BEIJINGBEIJING  - China is likely to unveil its military spending for 2012 on the weekend, flagging the direction that Beijing will take after President Barack Obama launched a new “pivot” to reinforce US influence across Asia.

Beijing has not set a time to announce the yearly budget for the People’s Liberation Army (PLA), but it has made a habit of releasing the number at a news conference preceding the annual parliament session, which this year opens on Monday.

Though the official Chinese budget is widely thought to undercount real military spending, neighbors and the Obama administration are likely to read the 2012 figure as one signpost of how Beijing is responding to the US focus on the Asia-Pacific and to maritime territorial disputes.

“The official numbers don’t tell us a lot other than the fact that China’s defense budget is increasing year on year,” said Rory Medcalf of the Lowy Institute for International Policy in Sydney, who specializes in Asian security.

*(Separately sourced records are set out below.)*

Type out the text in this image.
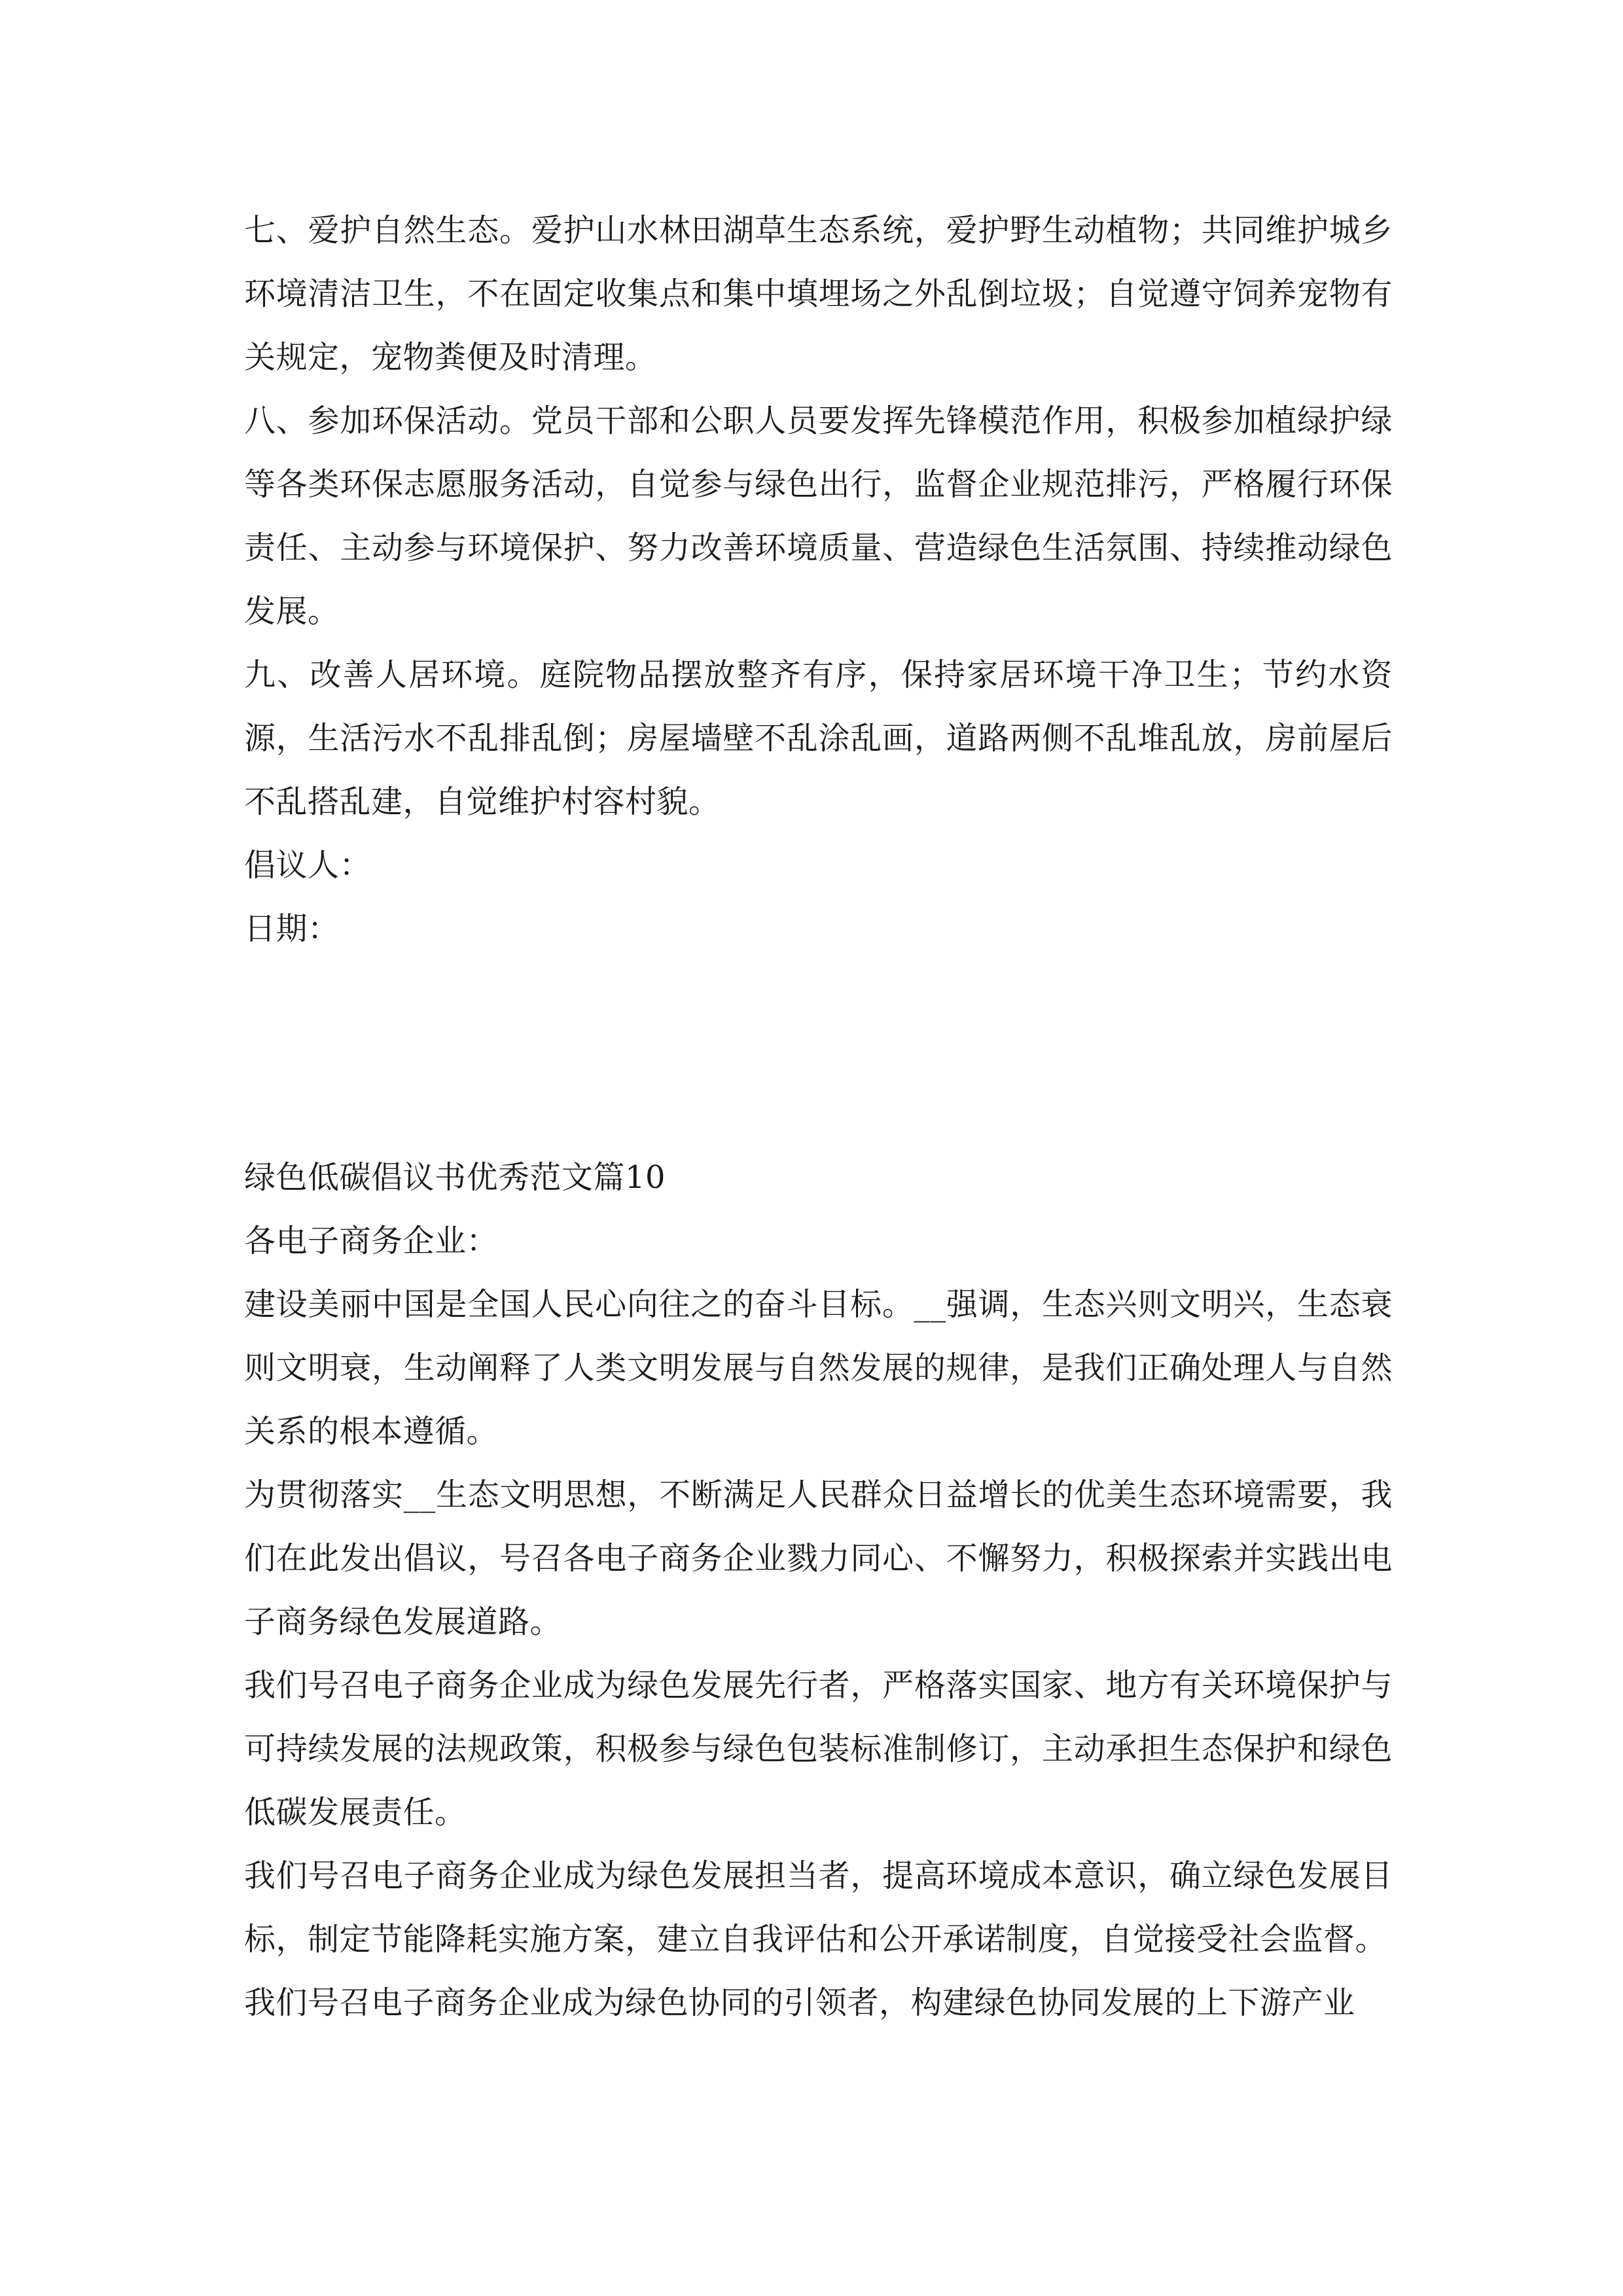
七、爱护自然生态。爱护山水林田湖草生态系统，爱护野生动植物；共同维护城乡环境清洁卫生，不在固定收集点和集中填埋场之外乱倒垃圾；自觉遵守饲养宠物有关规定，宠物粪便及时清理。

八、参加环保活动。党员干部和公职人员要发挥先锋模范作用，积极参加植绿护绿等各类环保志愿服务活动，自觉参与绿色出行，监督企业规范排污，严格履行环保责任、主动参与环境保护、努力改善环境质量、营造绿色生活氛围、持续推动绿色发展。

九、改善人居环境。庭院物品摆放整齐有序，保持家居环境干净卫生；节约水资源，生活污水不乱排乱倒；房屋墙壁不乱涂乱画，道路两侧不乱堆乱放，房前屋后不乱搭乱建，自觉维护村容村貌。

倡议人：

日期：

绿色低碳倡议书优秀范文篇10

各电子商务企业：

建设美丽中国是全国人民心向往之的奋斗目标。__强调，生态兴则文明兴，生态衰则文明衰，生动阐释了人类文明发展与自然发展的规律，是我们正确处理人与自然关系的根本遵循。

为贯彻落实__生态文明思想，不断满足人民群众日益增长的优美生态环境需要，我们在此发出倡议，号召各电子商务企业戮力同心、不懈努力，积极探索并实践出电子商务绿色发展道路。

我们号召电子商务企业成为绿色发展先行者，严格落实国家、地方有关环境保护与可持续发展的法规政策，积极参与绿色包装标准制修订，主动承担生态保护和绿色低碳发展责任。

我们号召电子商务企业成为绿色发展担当者，提高环境成本意识，确立绿色发展目标，制定节能降耗实施方案，建立自我评估和公开承诺制度，自觉接受社会监督。

我们号召电子商务企业成为绿色协同的引领者，构建绿色协同发展的上下游产业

“If you’re looking at a conflict on China’s periphery or within hundreds of kilometers of the Chinese coastline, then already the local balance is — I wouldn’t say in China’s favor — but so China is able to put US forces at risk in ways it couldn’t in the past,” he added.

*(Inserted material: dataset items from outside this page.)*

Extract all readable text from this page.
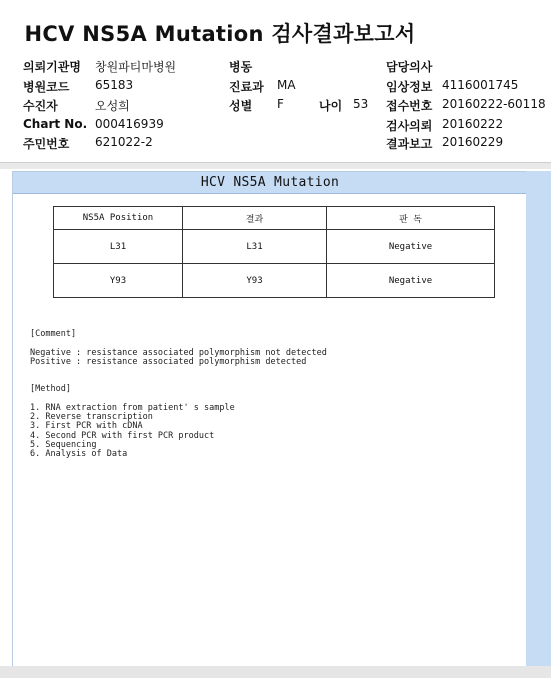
HCV NS5A Mutation 검사결과보고서
의뢰기관명 창원파티마병원
병원코드 65183
수진자	오성희
Chart No. 000416939
주민번호 621022-2
병동
진료과 MA
성별 F	나이 53
담당의사
임상정보 4116001745
접수번호 20160222-60118
검사의뢰 20160222
결과보고 20160229
HCV NS5A Mutation
NS5A Position	결과	판 독
L31	L31	Negative
Y93	Y93	Negative
[Comment]
Negative : resistance associated polymorphism not detected
Positive : resistance associated polymorphism detected
[Method]
1. RNA extraction from patient' s sample
2. Reverse transcription
3. First PCR with cDNA
4. Second PCR with first PCR product
5. Sequencing
6. Analysis of Data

“If you look at a bigger picture than that — at the aggregate force capability or the global stage — then of course the US is a long way ahead.”

China has sought to balance its wariness of US moves with a desire for steady relations with Washington, especially as both sides grapple with domestic politics this year, when Obama faces a re-election fight and China’s ruling Communist Party undergoes a leadership handover.

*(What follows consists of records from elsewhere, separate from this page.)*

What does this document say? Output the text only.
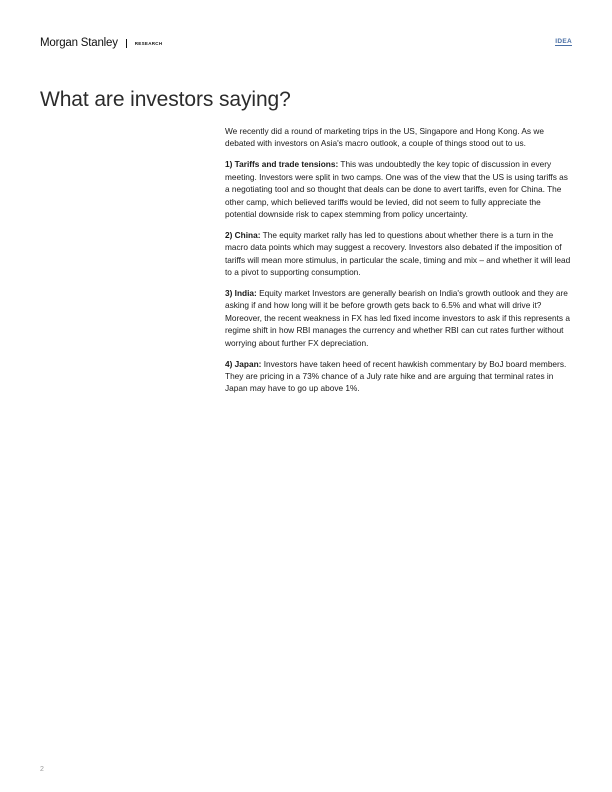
Morgan Stanley	RESEARCH	IDEA
What are investors saying?

We recently did a round of marketing trips in the US, Singapore and Hong Kong. As we debated with investors on Asia's macro outlook, a couple of things stood out to us.

1) Tariffs and trade tensions: This was undoubtedly the key topic of discussion in every meeting. Investors were split in two camps. One was of the view that the US is using tariffs as a negotiating tool and so thought that deals can be done to avert tariffs, even for China. The other camp, which believed tariffs would be levied, did not seem to fully appreciate the potential downside risk to capex stemming from policy uncertainty.

2) China: The equity market rally has led to questions about whether there is a turn in the macro data points which may suggest a recovery. Investors also debated if the imposition of tariffs will mean more stimulus, in particular the scale, timing and mix – and whether it will lead to a pivot to supporting consumption.

3) India: Equity market Investors are generally bearish on India's growth outlook and they are asking if and how long will it be before growth gets back to 6.5% and what will drive it? Moreover, the recent weakness in FX has led fixed income investors to ask if this represents a regime shift in how RBI manages the currency and whether RBI can cut rates further without worrying about further FX depreciation.

4) Japan: Investors have taken heed of recent hawkish commentary by BoJ board members. They are pricing in a 73% chance of a July rate hike and are arguing that terminal rates in Japan may have to go up above 1%.

2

Chinese Vice President Xi Jinping, who is almost sure to succeed Hu Jintao as president, stressed his desire to keep tension in check when he visited the United States in February.

Beijing’s growing military capabilities are, however, overlapping with the United States’ long-entrenched presence across Asia, creating risks of miscalculation and worse.

Obama has sought to reassure Asian allies that the United States will stay a key player in the area, and the Pentagon has said it will “rebalance toward the Asia-Pacific region”.

China has repeatedly warned the United States over its arms sales to Taiwan, the self-ruled island that Beijing calls an illegitimate breakaway from mainland sovereignty.

More recently, China’s naval reach has extended further, as have tensions over territorial claims.

Japan and China have locked horns over islands each claims in the East China Sea; Vietnam, the Philippines and other nations have challenged Beijing over claims to swathes of the South China Sea that could be rich in oil and gas.

China’s military build-up is likely to continue “unabated”, irrespective of the recent US moves in Asia, the US military commander for the Asia-Pacific region, Admiral Robert Willard, said on Tuesday.

China’s party-run parliament, the National People’s Congress, more or less automatically approves the PLA budget which throughout the 1990s and the past decade recorded a near-unbroken run of double-digit increases.

Last year, China said it would increase defense spending to 601.1 billion yuan ($95.6 billion), a 12.7 percent rise on the previous year, resuming double-digit growth after a dip to 7.5 percent growth in 2010.

But the Pentagon estimated China’s real total military outlays in 2010 were over $160 billion, which would easily make it the world’s second biggest defense spender after the United States.

Obama’s proposed budget for the fiscal year of 2013 calls for a Pentagon base budget of $525.4 billion, about $5.1 billion less than approved for 2012.

China has advertised its long-term ambitions with shows of new hardware, including its first test flight of a stealth fighter jet in early 2011, and its launch of a fledgling aircraft carrier in August — both trials of technologies that remain years from deployment.

Beijing is also building new submarines, surface ships and anti-ship ballistic missiles as part of its naval modernization.